I have dismantled an old cabin bed and think I could make a useful chest of drawers with the bits. There's three drawers already nicely dovetailed together but square sided, i.e. no overlap of the front. Does anyone know of any type of drawer runners that would work with them? None of the kitchen type ones I've used would do.


----------



## Jacob (20 Dec 2021)

What is wrong with trad drawer runners? They are cheap, easy to make and very practical. I've no idea why they have gone so much out of fashion.
The ready-made steel versions were for steel filing cabinets etc but adopted by the fitted kitchen trade.
Have a look in Joyce or similar. The key words are runner, kicker, stops and spacer.
PS I've just been doing a 2 drawer kitchen table I'll see if I can take some snaps. Still got the drawers to make. The runners etc just use up bits and bobs of off-cuts, effectively cost nothing and are very easy to fit.
PS Ernest Joyce "The Technique of Furniture Making" always available at daft prices but if you hang on a cheap one will turn up on ebay etc. I got one for £1 plus postage. But the same stuff is covered in dozens of other books..


----------



## Chunkytfg (20 Dec 2021)

Surround the drawer fronts with face frames and use Blum undermounts?


----------



## Cabinetman (20 Dec 2021)

Or build the cabinet the same way as the one the drawers came out of- the old fashioned way. Ian


----------



## Ollie78 (20 Dec 2021)

I agree with the Blum undermount suggestion but they need a certain clearance underneath and a small hole in the back.
Dimensions can be found in the vast blum catalogue.
Or you could do it traditionally as others have said. I like to use hdpe plastic as runners because it's slippery and is easy to machine.

Ollie


----------



## Sgian Dubh (20 Dec 2021)

Jones said:


> I have dismantled an old cabin bed and think I could make a useful chest of drawers with the bits. There's three drawers already nicely dovetailed together but square sided, i.e. no overlap of the front. Does anyone know of any type of drawer runners that would work with them? None of the kitchen type ones I've used would do.

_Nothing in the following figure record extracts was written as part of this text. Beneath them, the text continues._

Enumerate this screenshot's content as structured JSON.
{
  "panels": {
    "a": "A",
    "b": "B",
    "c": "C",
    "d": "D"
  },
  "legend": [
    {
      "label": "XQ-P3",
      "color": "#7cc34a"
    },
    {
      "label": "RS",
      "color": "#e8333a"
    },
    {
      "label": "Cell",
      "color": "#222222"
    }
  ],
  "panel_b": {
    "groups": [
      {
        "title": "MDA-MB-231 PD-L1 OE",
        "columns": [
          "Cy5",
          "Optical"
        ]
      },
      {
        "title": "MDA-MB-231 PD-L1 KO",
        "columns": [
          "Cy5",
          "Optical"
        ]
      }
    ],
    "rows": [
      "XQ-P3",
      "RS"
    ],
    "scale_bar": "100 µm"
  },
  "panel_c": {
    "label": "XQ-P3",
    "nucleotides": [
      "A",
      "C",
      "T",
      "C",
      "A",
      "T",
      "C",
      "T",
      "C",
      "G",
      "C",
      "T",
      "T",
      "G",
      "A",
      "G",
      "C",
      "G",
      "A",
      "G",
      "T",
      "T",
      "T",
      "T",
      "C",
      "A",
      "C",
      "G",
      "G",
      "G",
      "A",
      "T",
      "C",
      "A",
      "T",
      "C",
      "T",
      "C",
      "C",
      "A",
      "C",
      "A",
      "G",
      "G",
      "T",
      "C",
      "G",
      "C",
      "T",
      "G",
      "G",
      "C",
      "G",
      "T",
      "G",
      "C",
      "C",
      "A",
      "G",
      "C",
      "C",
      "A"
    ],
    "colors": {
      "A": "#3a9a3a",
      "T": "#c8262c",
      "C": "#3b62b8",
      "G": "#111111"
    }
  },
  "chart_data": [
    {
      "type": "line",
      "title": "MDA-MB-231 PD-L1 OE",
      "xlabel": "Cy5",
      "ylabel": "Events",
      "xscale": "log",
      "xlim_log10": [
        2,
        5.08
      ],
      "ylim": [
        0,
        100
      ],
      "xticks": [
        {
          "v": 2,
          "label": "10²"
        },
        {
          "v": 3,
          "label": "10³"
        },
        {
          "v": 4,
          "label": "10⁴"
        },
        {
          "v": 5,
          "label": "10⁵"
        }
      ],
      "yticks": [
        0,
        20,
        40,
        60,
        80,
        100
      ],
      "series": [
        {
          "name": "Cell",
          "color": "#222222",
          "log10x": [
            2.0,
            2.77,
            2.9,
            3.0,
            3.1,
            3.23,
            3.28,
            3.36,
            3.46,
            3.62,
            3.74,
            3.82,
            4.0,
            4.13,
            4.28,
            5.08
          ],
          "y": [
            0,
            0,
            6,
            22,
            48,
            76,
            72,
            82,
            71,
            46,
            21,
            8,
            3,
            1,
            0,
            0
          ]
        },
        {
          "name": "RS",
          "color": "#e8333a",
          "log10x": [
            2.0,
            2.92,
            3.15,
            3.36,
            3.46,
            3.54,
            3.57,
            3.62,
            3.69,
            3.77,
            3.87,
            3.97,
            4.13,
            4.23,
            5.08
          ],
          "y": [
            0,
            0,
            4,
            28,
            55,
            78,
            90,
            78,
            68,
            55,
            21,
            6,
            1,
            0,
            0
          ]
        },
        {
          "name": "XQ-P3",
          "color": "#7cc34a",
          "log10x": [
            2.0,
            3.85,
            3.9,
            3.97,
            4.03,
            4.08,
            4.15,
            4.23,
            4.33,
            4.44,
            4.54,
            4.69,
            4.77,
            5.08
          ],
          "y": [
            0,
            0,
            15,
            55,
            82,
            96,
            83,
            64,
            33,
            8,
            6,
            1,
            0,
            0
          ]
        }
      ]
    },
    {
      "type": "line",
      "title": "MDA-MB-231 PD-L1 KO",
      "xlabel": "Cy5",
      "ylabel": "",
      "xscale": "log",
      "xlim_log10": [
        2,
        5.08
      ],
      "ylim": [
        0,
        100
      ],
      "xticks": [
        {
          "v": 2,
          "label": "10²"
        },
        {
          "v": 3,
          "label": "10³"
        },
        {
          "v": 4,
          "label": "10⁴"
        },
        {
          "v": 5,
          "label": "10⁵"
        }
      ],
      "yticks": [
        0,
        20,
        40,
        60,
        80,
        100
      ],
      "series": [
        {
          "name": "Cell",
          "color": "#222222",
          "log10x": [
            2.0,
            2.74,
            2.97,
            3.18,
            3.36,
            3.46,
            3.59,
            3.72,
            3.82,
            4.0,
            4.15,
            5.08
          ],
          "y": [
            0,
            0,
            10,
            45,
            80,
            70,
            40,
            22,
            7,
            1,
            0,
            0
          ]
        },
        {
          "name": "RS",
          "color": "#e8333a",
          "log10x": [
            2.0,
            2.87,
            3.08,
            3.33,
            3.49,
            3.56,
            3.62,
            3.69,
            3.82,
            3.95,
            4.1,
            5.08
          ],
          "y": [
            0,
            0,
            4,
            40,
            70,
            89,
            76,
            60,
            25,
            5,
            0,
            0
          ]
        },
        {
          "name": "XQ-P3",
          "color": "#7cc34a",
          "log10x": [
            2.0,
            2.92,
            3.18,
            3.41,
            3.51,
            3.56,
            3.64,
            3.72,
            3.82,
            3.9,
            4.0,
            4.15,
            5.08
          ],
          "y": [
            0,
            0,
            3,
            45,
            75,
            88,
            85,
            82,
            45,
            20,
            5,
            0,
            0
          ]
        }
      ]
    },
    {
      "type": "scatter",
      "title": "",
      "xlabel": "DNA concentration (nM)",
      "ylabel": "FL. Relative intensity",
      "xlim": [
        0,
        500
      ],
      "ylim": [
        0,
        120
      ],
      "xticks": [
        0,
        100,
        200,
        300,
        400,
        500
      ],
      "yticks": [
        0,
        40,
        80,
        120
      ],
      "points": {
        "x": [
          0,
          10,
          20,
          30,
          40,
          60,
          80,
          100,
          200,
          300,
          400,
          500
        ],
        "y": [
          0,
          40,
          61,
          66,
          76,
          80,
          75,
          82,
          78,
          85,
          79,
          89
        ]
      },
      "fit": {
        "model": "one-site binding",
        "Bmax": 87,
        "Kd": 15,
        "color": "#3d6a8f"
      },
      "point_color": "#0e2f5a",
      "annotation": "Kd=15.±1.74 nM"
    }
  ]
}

All the metal types would work with the drawer boxes you have. You'd just need to make a cabinet with an appropriate extra width in the opening. By that I mean you'd need the opening ~25 mm wider than the drawer box for side mounted runners, and ~9.5 mm wider than the drawer box for undermount types. There may be other opening requirements for different runner configurations; for example, I seem to recall coming across a side mounted runner that needed an opening that was only about 16 - 18 mm wider than the drawer box. Whatever runner type you used, you'd need to add a planted front to the existing one, which would likely make the combined front thickness rather inelegantly chunky.

I'd understand if none of what I've suggested will work from both an aesthetic aspect, nor from the point of view of construction requirements, e.g., you don't want to make a new cabinet with wider drawer openings. In which case you could go back to what Jacob suggested, i.e., wooden side runners ... if the drawer sides are thick enough, which I'd guess from the pictures, they are. Slainte.


----------



## Jacob (20 Dec 2021)

Sgian Dubh said:


> ....
> 
> I'd understand if none of what I've suggested will work from both an aesthetic aspect, nor from the point of view of construction requirements, e.g., you don't want to make a new cabinet with wider drawer openings. In which case you could go back to what Jacob suggested, i.e., wooden side runners ... if the drawer sides are thick enough, which I'd guess from the pictures, they are. Slainte.


If the sides are thin and/or have no slips there is a quick but rough solution which you often see in old and cheapish furniture. Basically you stick a slip on the underside of each edge of the board, flush with the side. The weight of the drawer and contents is then borne by the side and the slip, bearing on the runner. The slip itself may be sawn into sections as it is across the grain of the bottom board and would resist shrinkage etc. I'll do a snap tomorrow. 
I've seen this detail often but it took me some time to work out what it was about! Never seen it in a book but I expect it's out there somewhere.


----------